Assign a verdict. For groups, apply to the valid subset only:
Mixed groups: Split before assigning — surface VALID as a sub-group with adjusted savings, count INVALID as SKIP, treat UNCERTAIN as MEDIUM. If the valid sub-group falls below [threshold], suppress it too.
Surface each result as soon as its agent completes. Every result message ends with:
"Waiting on N more agents: [agent-name-1], [agent-name-2]..."
For each result show: agent name, recommendation type, 2–3 sentence summary (finding, realistic savings, strongest supporting or contradicting signal), and confidence verdict.
When the last agent completes, present:
| # | Recommendation | Resource (Account) | Claimed | Realistic | Verdict | Effort | Contact | Next Step |
|---|
Only include HIGH and MEDIUM rows. One line below for suppressed items: "N suppressed: [brief reason]." Then write report files (Phase 6).
"Want me to dig deeper on any of these — check git logs for a specific item, look up team contacts, or anything else?"
If the user asks deeper questions after the rollup, dispatch a new round of focused
parallel agents (e.g. git-log-[resource], [team]-contact-finder). Surface results
progressively with the same "Waiting on N more agents..." pattern. If a finding
materially changes a confidence verdict, note it and update the rollup row.
Write ./optimize-triage-reports/[resource-name]-investigation-[date].md for each HIGH
and MEDIUM result before presenting the rollup. Create the directory if it does not
exist. These reports may contain sensitive organizational data (account IDs, resource
identifiers, cost figures, team contacts, IaC configurations) — treat them as
confidential and do not commit them to version control.
Each report contains:
Executive Summary — 2–4 sentences: what the resource is, what it costs, what the opportunity is. If realistic savings differs from CloudZero's estimate, explain why.
Current State — Resource details table (identifier, account, region, type, monthly cost, owner tag, IaC location), cost trend table (one row per month), plain-language trend interpretation, and existing config (IaC stanza or lifecycle rule, if found).
What This Resource Is — Purpose, data flow / trigger chain, downstream consumers, active/legacy/uncertain status. Based on evidence found — if ownership is unclear, say so.
Recommendation — One paragraph describing the action and why. Include copy-pasteable implementation details (code, commands, config) where gathered.
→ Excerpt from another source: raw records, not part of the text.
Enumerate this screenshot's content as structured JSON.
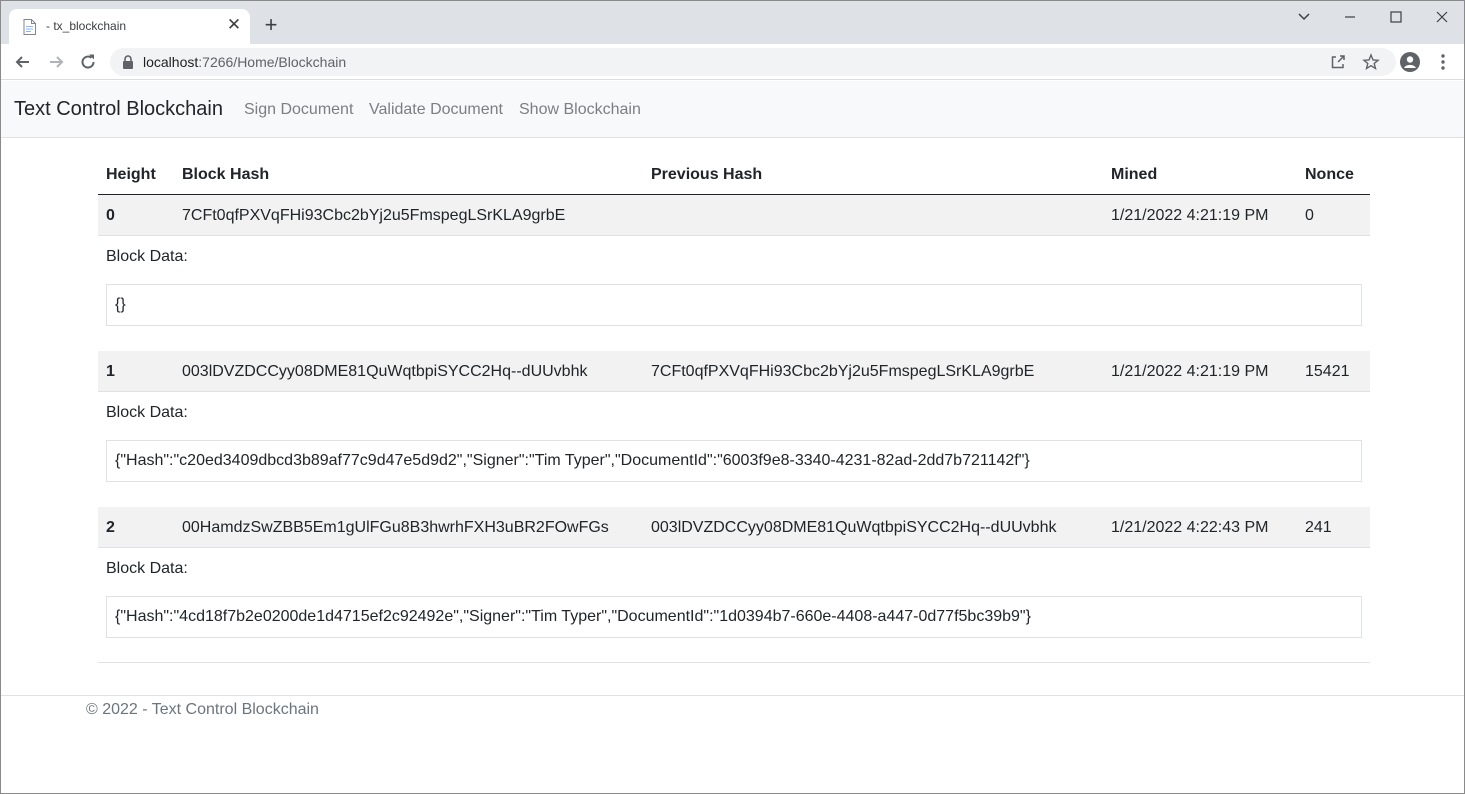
{
  "browser": {
    "tab_title": "- tx_blockchain",
    "url_host": "localhost",
    "url_path": ":7266/Home/Blockchain"
  },
  "nav": {
    "brand": "Text Control Blockchain",
    "links": [
      "Sign Document",
      "Validate Document",
      "Show Blockchain"
    ]
  },
  "table": {
    "headers": [
      "Height",
      "Block Hash",
      "Previous Hash",
      "Mined",
      "Nonce"
    ],
    "data_label": "Block Data:",
    "blocks": [
      {
        "height": "0",
        "hash": "7CFt0qfPXVqFHi93Cbc2bYj2u5FmspegLSrKLA9grbE",
        "previous_hash": "",
        "mined": "1/21/2022 4:21:19 PM",
        "nonce": "0",
        "data": "{}"
      },
      {
        "height": "1",
        "hash": "003lDVZDCCyy08DME81QuWqtbpiSYCC2Hq--dUUvbhk",
        "previous_hash": "7CFt0qfPXVqFHi93Cbc2bYj2u5FmspegLSrKLA9grbE",
        "mined": "1/21/2022 4:21:19 PM",
        "nonce": "15421",
        "data": "{\"Hash\":\"c20ed3409dbcd3b89af77c9d47e5d9d2\",\"Signer\":\"Tim Typer\",\"DocumentId\":\"6003f9e8-3340-4231-82ad-2dd7b721142f\"}"
      },
      {
        "height": "2",
        "hash": "00HamdzSwZBB5Em1gUlFGu8B3hwrhFXH3uBR2FOwFGs",
        "previous_hash": "003lDVZDCCyy08DME81QuWqtbpiSYCC2Hq--dUUvbhk",
        "mined": "1/21/2022 4:22:43 PM",
        "nonce": "241",
        "data": "{\"Hash\":\"4cd18f7b2e0200de1d4715ef2c92492e\",\"Signer\":\"Tim Typer\",\"DocumentId\":\"1d0394b7-660e-4408-a447-0d77f5bc39b9\"}"
      }
    ]
  },
  "footer": {
    "text": "© 2022 - Text Control Blockchain"
  }
}
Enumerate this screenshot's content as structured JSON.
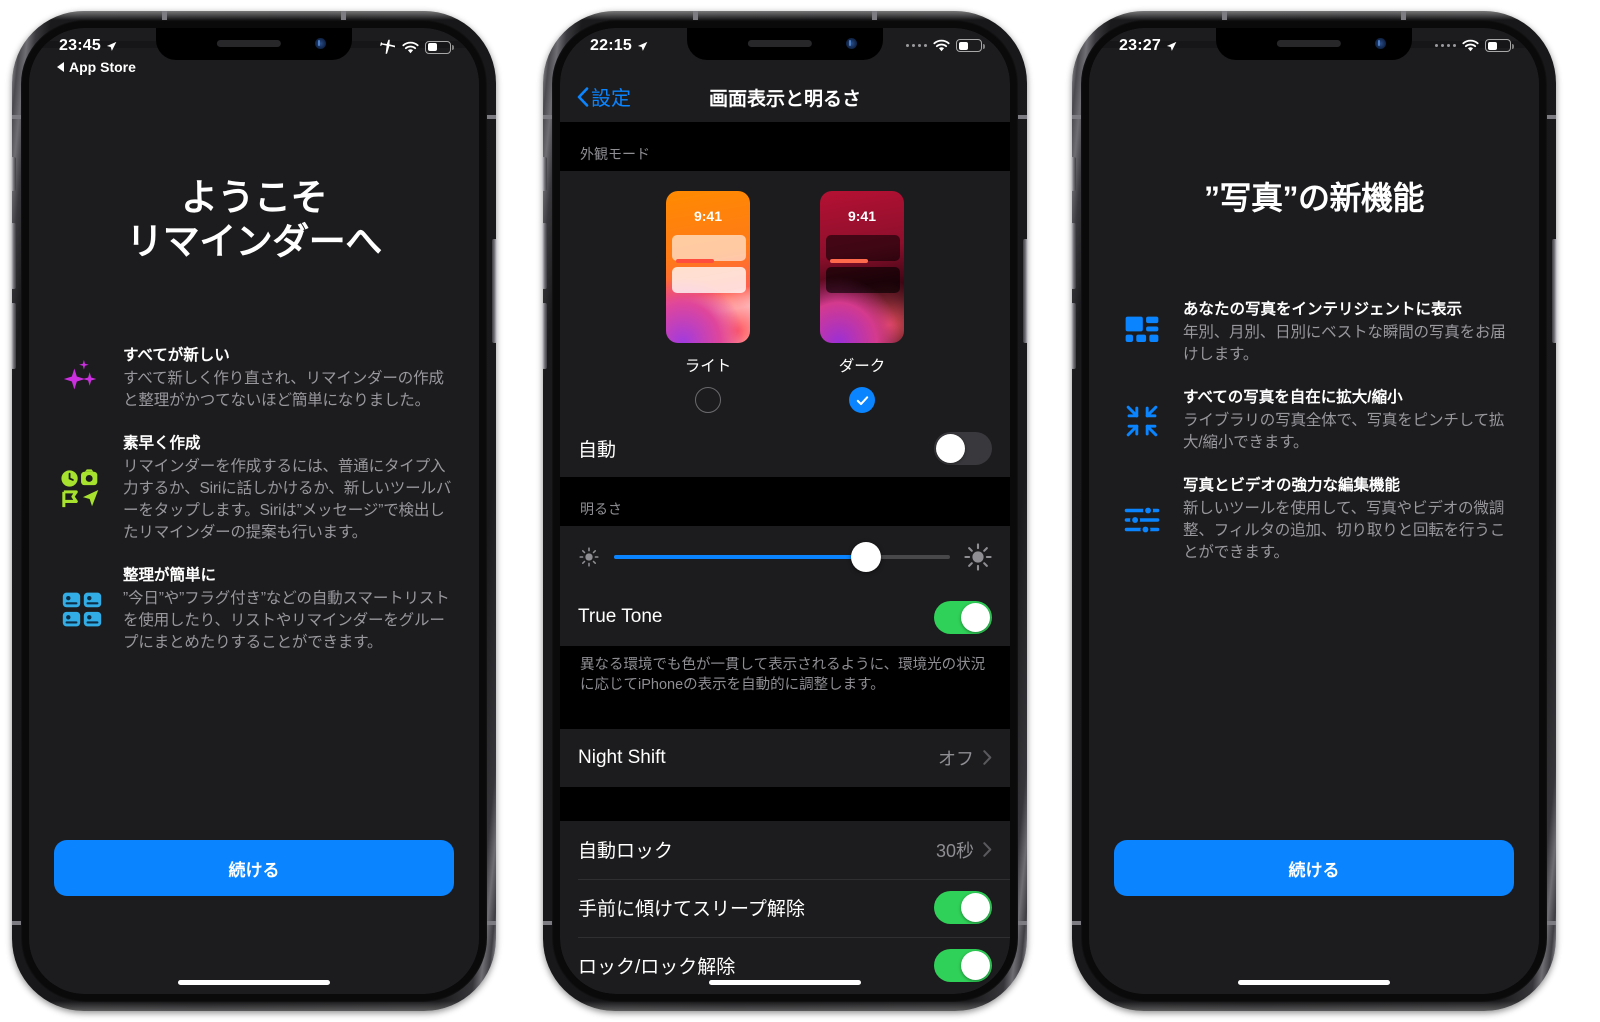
{
  "phone1": {
    "statusbar": {
      "time": "23:45",
      "back_label": "App Store",
      "icons": [
        "location-arrow",
        "airplane-mode",
        "wifi",
        "battery"
      ]
    },
    "title": "ようこそ\nリマインダーへ",
    "features": [
      {
        "icon": "sparkles-icon",
        "color": "#cc2fe0",
        "heading": "すべてが新しい",
        "body": "すべて新しく作り直され、リマインダーの作成と整理がかつてないほど簡単になりました。"
      },
      {
        "icon": "quick-create-icon",
        "color": "#a6e22e",
        "heading": "素早く作成",
        "body": "リマインダーを作成するには、普通にタイプ入力するか、Siriに話しかけるか、新しいツールバーをタップします。Siriは”メッセージ”で検出したリマインダーの提案も行います。"
      },
      {
        "icon": "smart-lists-grid-icon",
        "color": "#32ade6",
        "heading": "整理が簡単に",
        "body": "”今日”や”フラグ付き”などの自動スマートリストを使用したり、リストやリマインダーをグループにまとめたりすることができます。"
      }
    ],
    "cta_label": "続ける"
  },
  "phone2": {
    "statusbar": {
      "time": "22:15",
      "icons": [
        "location-arrow",
        "cellular-dots",
        "wifi",
        "battery"
      ]
    },
    "nav": {
      "back_label": "設定",
      "title": "画面表示と明るさ"
    },
    "appearance": {
      "group_header": "外観モード",
      "themes": [
        {
          "label": "ライト",
          "thumb_time": "9:41",
          "selected": false
        },
        {
          "label": "ダーク",
          "thumb_time": "9:41",
          "selected": true
        }
      ],
      "auto_row": {
        "label": "自動",
        "toggle_on": false
      }
    },
    "brightness": {
      "group_header": "明るさ",
      "slider": {
        "value_percent": 75,
        "low_icon": "sun-small-icon",
        "high_icon": "sun-large-icon"
      },
      "true_tone": {
        "label": "True Tone",
        "toggle_on": true
      },
      "note": "異なる環境でも色が一貫して表示されるように、環境光の状況に応じてiPhoneの表示を自動的に調整します。"
    },
    "night_shift": {
      "label": "Night Shift",
      "value": "オフ"
    },
    "lock_section": [
      {
        "label": "自動ロック",
        "value": "30秒",
        "type": "disclosure"
      },
      {
        "label": "手前に傾けてスリープ解除",
        "type": "toggle",
        "toggle_on": true
      },
      {
        "label": "ロック/ロック解除",
        "type": "toggle",
        "toggle_on": true
      }
    ],
    "accent_color": "#0a84ff",
    "toggle_on_color": "#30d158"
  },
  "phone3": {
    "statusbar": {
      "time": "23:27",
      "icons": [
        "location-arrow",
        "cellular-dots",
        "wifi",
        "battery"
      ]
    },
    "title": "”写真”の新機能",
    "features": [
      {
        "icon": "photos-grid-icon",
        "color": "#0a84ff",
        "heading": "あなたの写真をインテリジェントに表示",
        "body": "年別、月別、日別にベストな瞬間の写真をお届けします。"
      },
      {
        "icon": "zoom-expand-icon",
        "color": "#0a84ff",
        "heading": "すべての写真を自在に拡大/縮小",
        "body": "ライブラリの写真全体で、写真をピンチして拡大/縮小できます。"
      },
      {
        "icon": "edit-sliders-icon",
        "color": "#0a84ff",
        "heading": "写真とビデオの強力な編集機能",
        "body": "新しいツールを使用して、写真やビデオの微調整、フィルタの追加、切り取りと回転を行うことができます。"
      }
    ],
    "cta_label": "続ける"
  }
}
Do not fabricate specifics.
Estimated Savings — Table: CloudZero estimate vs. conservative vs. optimistic, with a brief explanation of any difference.
Risks and Mitigations — One subsection per evidence-backed risk. Name the actual dependency, job, table, or compliance concern. No generic boilerplate.
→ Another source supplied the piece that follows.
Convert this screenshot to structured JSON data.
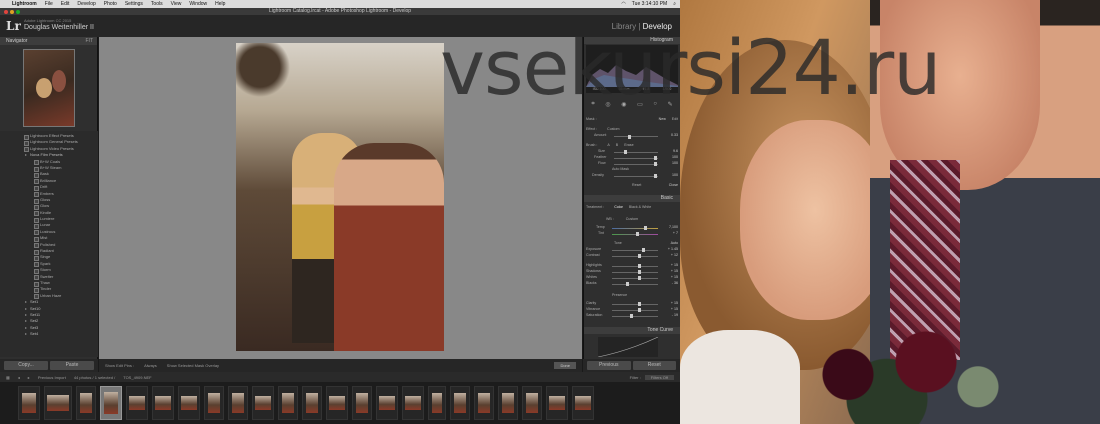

Suggested Rollout Plan — Phased table: Phase 0 investigation (open questions to answer first) → Phase 1 first safe change → Phase 2 monitor → Phase 3 follow-on if applicable.
File References — IaC or source file paths, if found.
Related Tickets — Only if tickets were found.
Questions for the Owner — 3–6 specific, answerable questions based on actual open questions from research. Not generic boilerplate.
Do not make any changes to any resource, configuration, code, or cloud account. All actions in this skill are read-only.